In 2017, she documented a water crisis at Ago Oja in Kwara, and one of her social media followers decided to fund the construction of a hand-pump borehole in the community. 

"The NGO has over 50 volunteers, mostly students, and focuses on SDG 4 [Sustainable Development Goal 4; access to safe water] because it gives us mileage and is much more impactful. Water, to a large extent, affects education, health and so many other things.

"During the COVID-19 pandemic, we did several projects because of the essential role water plays in reducing the spread of the virus. So far, we have constructed 24 boreholes through donations. We are executing the 25th this year," she said.

The interventions are not without their issues, Kadiri conceded. Communities like Gaa Suraju maintain the project well, but a few others don't. In one community, a generator powering the borehole was stolen; in another, the borehole was abandoned after developing a fault.

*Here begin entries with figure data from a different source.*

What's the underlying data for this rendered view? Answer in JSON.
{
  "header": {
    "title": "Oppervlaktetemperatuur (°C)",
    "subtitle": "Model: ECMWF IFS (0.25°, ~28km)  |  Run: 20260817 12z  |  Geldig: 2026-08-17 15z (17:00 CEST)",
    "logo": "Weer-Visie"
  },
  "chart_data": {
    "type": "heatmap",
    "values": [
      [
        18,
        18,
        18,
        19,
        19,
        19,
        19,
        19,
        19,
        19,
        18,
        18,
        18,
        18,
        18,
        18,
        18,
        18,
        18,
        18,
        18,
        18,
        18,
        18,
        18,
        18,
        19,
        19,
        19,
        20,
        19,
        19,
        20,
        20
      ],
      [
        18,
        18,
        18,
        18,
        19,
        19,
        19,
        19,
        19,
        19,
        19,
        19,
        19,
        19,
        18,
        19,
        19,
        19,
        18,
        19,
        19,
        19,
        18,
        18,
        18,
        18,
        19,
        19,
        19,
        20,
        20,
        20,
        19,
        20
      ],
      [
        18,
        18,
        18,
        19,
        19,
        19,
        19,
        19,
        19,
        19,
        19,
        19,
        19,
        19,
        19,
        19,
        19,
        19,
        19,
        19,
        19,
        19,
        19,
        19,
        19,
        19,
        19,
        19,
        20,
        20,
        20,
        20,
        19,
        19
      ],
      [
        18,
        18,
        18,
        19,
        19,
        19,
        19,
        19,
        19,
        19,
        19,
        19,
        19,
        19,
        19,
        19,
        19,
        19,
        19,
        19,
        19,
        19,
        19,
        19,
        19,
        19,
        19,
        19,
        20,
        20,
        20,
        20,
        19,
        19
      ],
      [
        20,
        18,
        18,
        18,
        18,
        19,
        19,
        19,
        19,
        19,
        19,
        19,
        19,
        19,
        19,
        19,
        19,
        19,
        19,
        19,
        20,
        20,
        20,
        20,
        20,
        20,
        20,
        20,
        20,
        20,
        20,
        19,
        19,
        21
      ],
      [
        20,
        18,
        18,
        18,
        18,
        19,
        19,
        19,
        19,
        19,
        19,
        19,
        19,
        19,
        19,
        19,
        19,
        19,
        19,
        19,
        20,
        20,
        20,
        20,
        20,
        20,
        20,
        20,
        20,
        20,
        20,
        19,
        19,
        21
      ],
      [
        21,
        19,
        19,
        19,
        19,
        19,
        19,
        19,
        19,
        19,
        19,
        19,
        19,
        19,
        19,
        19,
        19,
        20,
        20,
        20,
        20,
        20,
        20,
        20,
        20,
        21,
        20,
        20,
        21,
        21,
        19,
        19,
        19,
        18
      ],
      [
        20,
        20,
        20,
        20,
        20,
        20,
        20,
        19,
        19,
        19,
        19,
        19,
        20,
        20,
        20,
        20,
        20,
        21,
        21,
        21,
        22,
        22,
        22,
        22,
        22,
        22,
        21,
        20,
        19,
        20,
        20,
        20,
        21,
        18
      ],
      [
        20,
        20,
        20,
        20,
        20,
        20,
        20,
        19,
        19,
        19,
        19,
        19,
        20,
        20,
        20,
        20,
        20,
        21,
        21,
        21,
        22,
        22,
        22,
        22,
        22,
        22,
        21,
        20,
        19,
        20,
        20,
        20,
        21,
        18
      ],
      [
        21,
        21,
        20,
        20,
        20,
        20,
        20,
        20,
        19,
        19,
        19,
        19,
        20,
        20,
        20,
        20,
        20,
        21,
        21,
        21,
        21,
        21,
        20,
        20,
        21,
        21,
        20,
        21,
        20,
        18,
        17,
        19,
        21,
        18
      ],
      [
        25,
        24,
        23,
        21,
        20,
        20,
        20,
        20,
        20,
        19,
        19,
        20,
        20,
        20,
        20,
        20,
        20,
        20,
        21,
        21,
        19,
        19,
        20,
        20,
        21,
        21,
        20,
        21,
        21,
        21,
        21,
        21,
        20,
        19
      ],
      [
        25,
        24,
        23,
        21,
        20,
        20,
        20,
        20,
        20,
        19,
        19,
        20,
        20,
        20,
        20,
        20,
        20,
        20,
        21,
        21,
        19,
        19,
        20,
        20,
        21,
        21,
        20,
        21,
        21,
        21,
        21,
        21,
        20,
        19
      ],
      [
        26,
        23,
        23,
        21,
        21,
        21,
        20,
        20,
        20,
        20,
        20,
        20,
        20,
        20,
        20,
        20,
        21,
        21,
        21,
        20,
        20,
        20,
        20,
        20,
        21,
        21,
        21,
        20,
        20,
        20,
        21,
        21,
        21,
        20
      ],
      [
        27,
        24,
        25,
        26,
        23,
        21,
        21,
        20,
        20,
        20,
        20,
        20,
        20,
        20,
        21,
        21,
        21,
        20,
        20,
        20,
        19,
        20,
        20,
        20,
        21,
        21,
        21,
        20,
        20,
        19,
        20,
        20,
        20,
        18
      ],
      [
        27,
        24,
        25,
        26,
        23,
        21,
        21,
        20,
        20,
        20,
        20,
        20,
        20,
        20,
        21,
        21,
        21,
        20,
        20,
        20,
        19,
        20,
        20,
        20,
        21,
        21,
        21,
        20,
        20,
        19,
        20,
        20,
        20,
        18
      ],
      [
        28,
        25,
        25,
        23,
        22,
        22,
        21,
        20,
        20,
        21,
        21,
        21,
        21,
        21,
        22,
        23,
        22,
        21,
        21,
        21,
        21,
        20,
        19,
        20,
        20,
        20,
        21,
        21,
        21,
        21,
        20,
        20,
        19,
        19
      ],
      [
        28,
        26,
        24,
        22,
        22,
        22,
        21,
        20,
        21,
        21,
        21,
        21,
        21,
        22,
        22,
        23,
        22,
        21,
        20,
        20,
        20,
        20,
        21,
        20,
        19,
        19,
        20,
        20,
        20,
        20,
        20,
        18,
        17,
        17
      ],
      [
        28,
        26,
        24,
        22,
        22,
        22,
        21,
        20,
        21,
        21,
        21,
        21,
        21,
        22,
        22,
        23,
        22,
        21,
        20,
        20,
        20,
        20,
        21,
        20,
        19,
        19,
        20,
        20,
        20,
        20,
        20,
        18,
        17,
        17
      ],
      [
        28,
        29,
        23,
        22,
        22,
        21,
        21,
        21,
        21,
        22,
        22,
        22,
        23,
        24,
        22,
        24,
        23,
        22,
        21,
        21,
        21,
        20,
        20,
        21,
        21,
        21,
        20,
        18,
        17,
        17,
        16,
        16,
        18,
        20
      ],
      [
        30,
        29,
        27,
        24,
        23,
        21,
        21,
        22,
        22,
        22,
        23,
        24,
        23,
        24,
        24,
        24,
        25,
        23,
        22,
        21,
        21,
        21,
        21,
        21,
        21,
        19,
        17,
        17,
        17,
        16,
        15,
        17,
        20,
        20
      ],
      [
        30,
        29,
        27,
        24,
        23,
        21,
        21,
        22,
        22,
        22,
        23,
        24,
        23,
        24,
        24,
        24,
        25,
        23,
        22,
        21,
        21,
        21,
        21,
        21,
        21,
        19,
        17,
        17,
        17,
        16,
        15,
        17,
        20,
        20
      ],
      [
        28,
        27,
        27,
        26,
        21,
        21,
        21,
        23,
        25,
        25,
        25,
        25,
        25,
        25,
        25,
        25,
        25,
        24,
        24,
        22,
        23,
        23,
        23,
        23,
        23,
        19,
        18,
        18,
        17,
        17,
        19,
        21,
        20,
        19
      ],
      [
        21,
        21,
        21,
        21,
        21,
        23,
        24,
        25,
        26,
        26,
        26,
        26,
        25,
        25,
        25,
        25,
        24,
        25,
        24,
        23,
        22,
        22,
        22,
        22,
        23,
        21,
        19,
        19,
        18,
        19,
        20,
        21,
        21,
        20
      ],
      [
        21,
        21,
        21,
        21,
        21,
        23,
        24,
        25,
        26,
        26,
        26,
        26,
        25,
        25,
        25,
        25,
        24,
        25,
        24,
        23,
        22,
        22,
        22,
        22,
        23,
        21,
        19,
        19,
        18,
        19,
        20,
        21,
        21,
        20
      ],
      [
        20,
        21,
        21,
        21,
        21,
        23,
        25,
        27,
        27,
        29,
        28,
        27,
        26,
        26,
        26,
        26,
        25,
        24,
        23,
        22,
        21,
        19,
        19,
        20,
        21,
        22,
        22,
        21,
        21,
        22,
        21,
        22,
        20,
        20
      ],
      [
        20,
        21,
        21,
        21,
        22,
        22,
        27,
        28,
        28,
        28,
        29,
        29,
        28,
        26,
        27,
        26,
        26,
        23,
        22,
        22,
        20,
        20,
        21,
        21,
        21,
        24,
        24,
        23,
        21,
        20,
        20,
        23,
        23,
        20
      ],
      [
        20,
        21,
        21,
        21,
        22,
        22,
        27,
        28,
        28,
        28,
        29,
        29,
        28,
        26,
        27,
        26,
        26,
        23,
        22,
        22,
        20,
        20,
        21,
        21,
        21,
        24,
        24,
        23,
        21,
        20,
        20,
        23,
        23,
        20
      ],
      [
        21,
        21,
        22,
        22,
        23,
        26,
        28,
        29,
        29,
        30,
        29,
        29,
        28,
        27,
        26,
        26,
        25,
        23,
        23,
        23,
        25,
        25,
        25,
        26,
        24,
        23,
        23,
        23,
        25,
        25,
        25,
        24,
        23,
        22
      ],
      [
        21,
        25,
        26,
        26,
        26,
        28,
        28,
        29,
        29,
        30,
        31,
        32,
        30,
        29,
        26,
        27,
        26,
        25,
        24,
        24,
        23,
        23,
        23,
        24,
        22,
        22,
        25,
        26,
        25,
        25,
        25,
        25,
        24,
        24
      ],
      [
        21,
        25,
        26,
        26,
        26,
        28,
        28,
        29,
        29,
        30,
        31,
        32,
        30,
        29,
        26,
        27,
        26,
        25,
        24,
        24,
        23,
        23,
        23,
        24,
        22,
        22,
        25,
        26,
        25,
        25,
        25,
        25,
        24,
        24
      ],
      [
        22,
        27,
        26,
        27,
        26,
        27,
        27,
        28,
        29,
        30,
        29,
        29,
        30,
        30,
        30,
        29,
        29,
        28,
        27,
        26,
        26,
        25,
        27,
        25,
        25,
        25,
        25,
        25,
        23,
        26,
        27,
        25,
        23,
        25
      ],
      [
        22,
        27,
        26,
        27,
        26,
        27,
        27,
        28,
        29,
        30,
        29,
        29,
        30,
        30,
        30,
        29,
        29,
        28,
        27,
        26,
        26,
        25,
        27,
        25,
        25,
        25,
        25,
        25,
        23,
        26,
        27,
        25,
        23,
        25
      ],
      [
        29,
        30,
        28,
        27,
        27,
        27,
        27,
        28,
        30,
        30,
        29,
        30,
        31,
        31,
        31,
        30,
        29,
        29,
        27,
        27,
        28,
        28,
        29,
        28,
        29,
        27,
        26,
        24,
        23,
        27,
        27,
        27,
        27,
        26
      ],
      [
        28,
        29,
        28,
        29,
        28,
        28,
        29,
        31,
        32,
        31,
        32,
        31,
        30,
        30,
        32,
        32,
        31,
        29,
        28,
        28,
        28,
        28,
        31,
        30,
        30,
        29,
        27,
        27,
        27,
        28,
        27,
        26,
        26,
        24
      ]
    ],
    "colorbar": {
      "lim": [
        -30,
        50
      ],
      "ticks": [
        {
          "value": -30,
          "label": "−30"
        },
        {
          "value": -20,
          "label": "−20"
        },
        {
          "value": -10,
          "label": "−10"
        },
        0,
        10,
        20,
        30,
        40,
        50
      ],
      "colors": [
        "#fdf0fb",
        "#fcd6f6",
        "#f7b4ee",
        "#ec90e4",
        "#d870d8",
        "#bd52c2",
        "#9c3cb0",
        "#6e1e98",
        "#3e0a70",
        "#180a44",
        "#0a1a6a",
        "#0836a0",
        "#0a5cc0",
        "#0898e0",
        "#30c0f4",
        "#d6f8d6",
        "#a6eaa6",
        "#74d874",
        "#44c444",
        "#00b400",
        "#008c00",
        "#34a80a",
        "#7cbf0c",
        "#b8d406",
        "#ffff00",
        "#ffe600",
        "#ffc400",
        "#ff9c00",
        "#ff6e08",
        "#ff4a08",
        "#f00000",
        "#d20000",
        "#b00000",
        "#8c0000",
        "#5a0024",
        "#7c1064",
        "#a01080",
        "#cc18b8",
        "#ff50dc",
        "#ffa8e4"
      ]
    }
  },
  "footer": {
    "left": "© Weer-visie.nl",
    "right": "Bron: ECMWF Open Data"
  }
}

"We visit the areas occasionally to inspect the projects. For instance, in Ago Oja, the borehole has been abandoned, but the community now has another one," she added.

In another case, a borehole produced water that proved not to be quite as safe as the organisation and recipient community had hoped. In 2022, TGIA constructed an electric-powered borehole at Coker, a small community with about 2,000 people in Ogudu, Lagos State, in response to the decades of poor access to water in the area.

The people can now perform domestic chores and maintain sanitation with adequate water, but there are still issues, said Nelson Ogunaja, Coker Community Development Association former chairman. "The major problem is that the water has iron, which makes it unsafe for drinking. But we use it to cook, wash clothes, and do dishes. Most people still buy the water they drink. We didn't discover it had iron immediately after the borehole was completed.

“We are appealing to the government and other organisations to assist us with another borehole that can provide drinkable water," he added.